Na década de 60 começou uma nova fase da sua vida em Caxias do Sul, onde foi morar em busca de oportunidades. E conseguiu. Seu primeiro emprego foi na Madeireira De Zorzi, plainando madeira. Como não gostava do trabalho, ficou por lá apenas seis meses e pediu transferência para a Divebras, agência dos veículos da marca Willis, que pertencia ao Grupo De Zorzi, onde trabalhou por mecânico por alguns meses.

Passou ainda pelas empresas Auto Palácio, agência de veículos da General Motors, Dambroz, Wisintainer e Volkswagen, de Farroupilha. Nesse período, Romani morava em pensões na cidade e, como assalariado, teve diversas dificuldades financeiras.

Em 1973, por exemplo, quando trabalhou como representante da empresa paulista Sanart, vendendo autopeças no interior do Rio Grande do Sul, Valmor completava a renda vendendo pilhas de rádio. Foi em 1973 que travou contato com a Metalúrgica Weloze Ltda, onde começou a trabalhar como representante comercial e logo se tornou sócio, comprando a parte de um dos proprietários com economias de alguns anos.

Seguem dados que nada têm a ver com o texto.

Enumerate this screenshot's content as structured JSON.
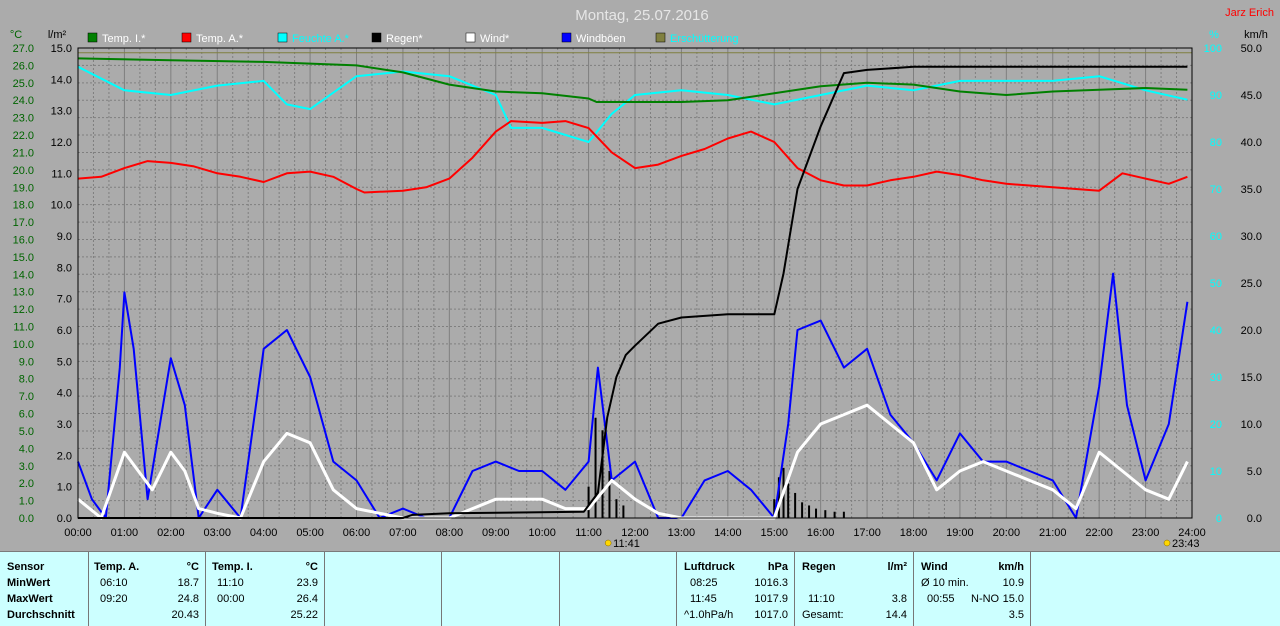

A Welose comercializava principalmente peças para automóveis da indústria agrícola. Nesse período, além de vender, Romani passou a aprender sobre os processos de estamparia, repuxo de peças, matrizaria, entre outros.

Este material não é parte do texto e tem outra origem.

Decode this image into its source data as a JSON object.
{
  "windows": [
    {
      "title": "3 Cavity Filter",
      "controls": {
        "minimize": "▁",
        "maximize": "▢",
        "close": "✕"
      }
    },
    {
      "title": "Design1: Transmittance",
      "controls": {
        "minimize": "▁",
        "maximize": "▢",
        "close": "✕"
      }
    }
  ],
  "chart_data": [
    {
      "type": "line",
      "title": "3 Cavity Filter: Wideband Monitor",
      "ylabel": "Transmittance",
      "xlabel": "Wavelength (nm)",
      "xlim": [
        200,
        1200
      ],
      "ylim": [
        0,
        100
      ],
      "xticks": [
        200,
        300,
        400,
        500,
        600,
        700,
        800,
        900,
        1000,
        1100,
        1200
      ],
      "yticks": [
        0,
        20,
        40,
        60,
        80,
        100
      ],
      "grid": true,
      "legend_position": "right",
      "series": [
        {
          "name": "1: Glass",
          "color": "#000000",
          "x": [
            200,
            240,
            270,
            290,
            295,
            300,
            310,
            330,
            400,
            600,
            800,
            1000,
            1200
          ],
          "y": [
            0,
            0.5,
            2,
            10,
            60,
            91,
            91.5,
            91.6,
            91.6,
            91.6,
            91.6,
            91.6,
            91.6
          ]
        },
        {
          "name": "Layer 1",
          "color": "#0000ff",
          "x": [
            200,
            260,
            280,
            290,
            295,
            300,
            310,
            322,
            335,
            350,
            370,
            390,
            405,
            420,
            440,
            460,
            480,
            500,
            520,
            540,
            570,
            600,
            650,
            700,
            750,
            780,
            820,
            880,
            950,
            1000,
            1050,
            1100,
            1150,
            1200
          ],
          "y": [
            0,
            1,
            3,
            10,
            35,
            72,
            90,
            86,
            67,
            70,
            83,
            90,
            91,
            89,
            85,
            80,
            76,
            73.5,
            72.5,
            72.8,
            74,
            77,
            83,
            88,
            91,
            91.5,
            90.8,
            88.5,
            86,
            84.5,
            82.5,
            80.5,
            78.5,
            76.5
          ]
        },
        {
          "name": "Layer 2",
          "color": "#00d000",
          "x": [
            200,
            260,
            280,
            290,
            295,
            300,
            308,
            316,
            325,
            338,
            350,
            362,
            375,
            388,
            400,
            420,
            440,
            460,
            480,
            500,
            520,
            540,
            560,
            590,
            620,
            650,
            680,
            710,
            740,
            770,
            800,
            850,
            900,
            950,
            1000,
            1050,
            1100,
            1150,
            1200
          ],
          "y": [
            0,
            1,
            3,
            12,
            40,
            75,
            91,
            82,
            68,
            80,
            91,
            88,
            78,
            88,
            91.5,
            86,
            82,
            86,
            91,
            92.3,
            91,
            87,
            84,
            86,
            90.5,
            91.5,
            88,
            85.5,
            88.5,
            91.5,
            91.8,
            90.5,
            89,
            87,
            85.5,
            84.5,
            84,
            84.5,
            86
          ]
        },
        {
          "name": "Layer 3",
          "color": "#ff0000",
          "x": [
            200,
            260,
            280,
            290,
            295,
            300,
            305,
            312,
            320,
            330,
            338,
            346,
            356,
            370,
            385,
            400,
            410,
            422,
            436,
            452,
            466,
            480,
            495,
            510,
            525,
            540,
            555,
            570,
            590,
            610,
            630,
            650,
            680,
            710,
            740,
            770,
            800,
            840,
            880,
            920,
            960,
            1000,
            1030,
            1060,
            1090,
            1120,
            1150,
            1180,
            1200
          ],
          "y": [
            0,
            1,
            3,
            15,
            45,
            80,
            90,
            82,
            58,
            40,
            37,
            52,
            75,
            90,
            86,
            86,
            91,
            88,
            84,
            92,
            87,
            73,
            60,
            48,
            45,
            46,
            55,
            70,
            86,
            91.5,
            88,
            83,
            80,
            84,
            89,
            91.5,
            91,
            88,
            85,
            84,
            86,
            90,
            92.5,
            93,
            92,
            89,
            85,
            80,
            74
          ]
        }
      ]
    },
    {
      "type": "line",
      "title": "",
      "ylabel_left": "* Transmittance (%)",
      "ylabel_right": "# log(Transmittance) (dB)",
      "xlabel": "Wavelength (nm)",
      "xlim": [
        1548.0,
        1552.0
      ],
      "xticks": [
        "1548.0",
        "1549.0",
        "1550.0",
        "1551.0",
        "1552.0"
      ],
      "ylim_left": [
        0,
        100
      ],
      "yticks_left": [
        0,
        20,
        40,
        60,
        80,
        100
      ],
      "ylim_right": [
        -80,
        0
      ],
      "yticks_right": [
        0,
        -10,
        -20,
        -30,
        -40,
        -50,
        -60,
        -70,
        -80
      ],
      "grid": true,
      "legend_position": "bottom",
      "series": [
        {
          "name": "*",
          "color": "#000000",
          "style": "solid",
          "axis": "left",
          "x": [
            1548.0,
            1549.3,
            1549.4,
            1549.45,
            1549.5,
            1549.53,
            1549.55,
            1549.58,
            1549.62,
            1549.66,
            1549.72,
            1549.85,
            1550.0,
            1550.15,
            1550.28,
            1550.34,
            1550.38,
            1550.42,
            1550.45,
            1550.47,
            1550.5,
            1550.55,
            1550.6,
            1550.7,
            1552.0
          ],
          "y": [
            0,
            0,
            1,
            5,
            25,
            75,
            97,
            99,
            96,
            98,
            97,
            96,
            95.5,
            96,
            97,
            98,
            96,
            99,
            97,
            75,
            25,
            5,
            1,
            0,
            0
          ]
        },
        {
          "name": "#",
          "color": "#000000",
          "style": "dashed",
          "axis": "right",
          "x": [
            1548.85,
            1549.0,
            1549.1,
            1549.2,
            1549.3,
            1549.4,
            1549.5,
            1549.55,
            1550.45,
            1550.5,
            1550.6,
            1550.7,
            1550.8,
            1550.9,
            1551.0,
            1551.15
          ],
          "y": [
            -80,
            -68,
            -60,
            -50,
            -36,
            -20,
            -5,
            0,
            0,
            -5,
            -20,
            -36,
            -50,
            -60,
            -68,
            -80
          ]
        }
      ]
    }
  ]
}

Mas a empresa não permaneceu nas mãos do empresário por muito tempo. Com a sua venda, em 1979, ele passou a trabalhar novamente com vendas. “Aqui na nossa região as pessoas costumam empreender em alguma área e as coisas dão certo por tentativa e erro. Comigo não foi muito diferente”, revelou.

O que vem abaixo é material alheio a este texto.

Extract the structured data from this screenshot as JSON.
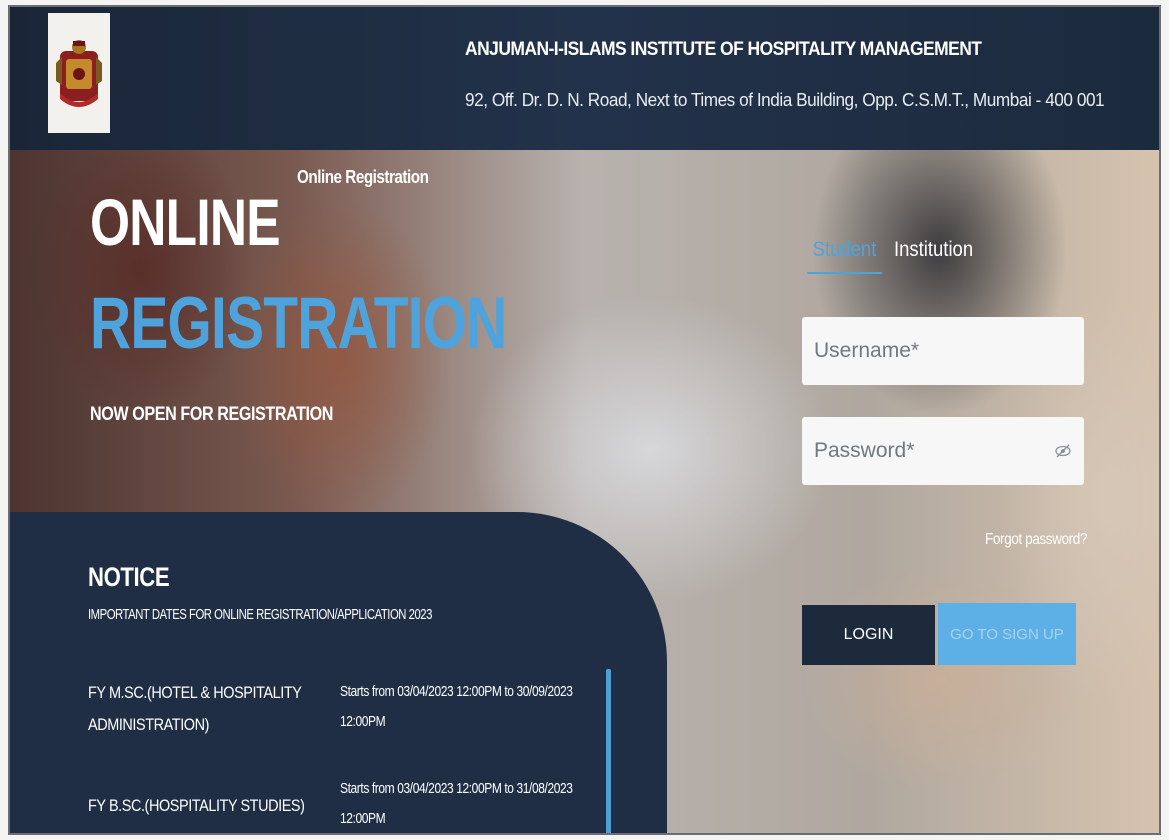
{
  "header": {
    "institute_name": "ANJUMAN-I-ISLAMS INSTITUTE OF HOSPITALITY MANAGEMENT",
    "address": "92, Off. Dr. D. N. Road, Next to Times of India Building, Opp. C.S.M.T., Mumbai - 400 001",
    "logo_icon": "institute-crest-icon"
  },
  "hero": {
    "small_label": "Online Registration",
    "headline_line1": "ONLINE",
    "headline_line2": "REGISTRATION",
    "subtext": "NOW OPEN FOR REGISTRATION"
  },
  "login": {
    "tabs": [
      {
        "label": "Student",
        "active": true
      },
      {
        "label": "Institution",
        "active": false
      }
    ],
    "username_placeholder": "Username*",
    "password_placeholder": "Password*",
    "forgot_password": "Forgot password?",
    "login_label": "LOGIN",
    "signup_label": "GO TO SIGN UP"
  },
  "notice": {
    "title": "NOTICE",
    "subtitle": "IMPORTANT DATES FOR ONLINE REGISTRATION/APPLICATION 2023",
    "items": [
      {
        "course_line1": "FY M.SC.(HOTEL & HOSPITALITY",
        "course_line2": "ADMINISTRATION)",
        "dates_line1": "Starts from 03/04/2023 12:00PM to 30/09/2023",
        "dates_line2": "12:00PM"
      },
      {
        "course_line1": "FY B.SC.(HOSPITALITY STUDIES)",
        "dates_line1": "Starts from 03/04/2023 12:00PM to 31/08/2023",
        "dates_line2": "12:00PM"
      }
    ]
  },
  "colors": {
    "accent": "#4fa3dc",
    "header_bg": "#1a2638",
    "notice_bg": "#1f2e44",
    "login_button": "#1d2a3c",
    "signup_button": "#5db0e6"
  }
}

O contato com Amerigo Manzato, com quem construiu uma sólida amizade, tem importância fundamental na vida do empresário. Os dois passaram a viajar juntos para São Paulo quando participavam de feiras, buscando novas tecnologias e oportunidades de mercado para a produção em Caxias.

Em meados de 1987, o mesmo Amerigo Manzate fez uma proposta que mudaria a vida de Valmor. “Um amigo me chamou para abrir uma metalúrgica e foi assim que nós começamos”. Em 1987 a nova Weloze abriu as portas fornecendo itens estampados em aço para Freios Master e carcaças para motores elétricos, entre outros.

A empresa cresceu, mudou de bairro, aumentou a quantidade de produtos oferecidos, atravessou crises e, em 2001, mudou de estratégia e passou a produzir uma linha própria de produtos em aço inox. Agregando novas tecnologias a empresa ganhou prestígio nos anos 2000. Na mesma década, Romani comprou a parte de Manzato e se tornou proprietário de toda a Weloze.

A Divisão de Equipamentos de Lavanderia nasceu um pouco antes deste período. Em agosto de 2006, a Delav deixou de ser apenas uma divisão dentro da Metalúrgica Weloze, passando a atuar como empresa independente com maior capacidade produtiva. Em apenas dois anos já era sustentável e, em 2013, a Delav faturou R$ 13 milhões , mostrando sua força no mercado.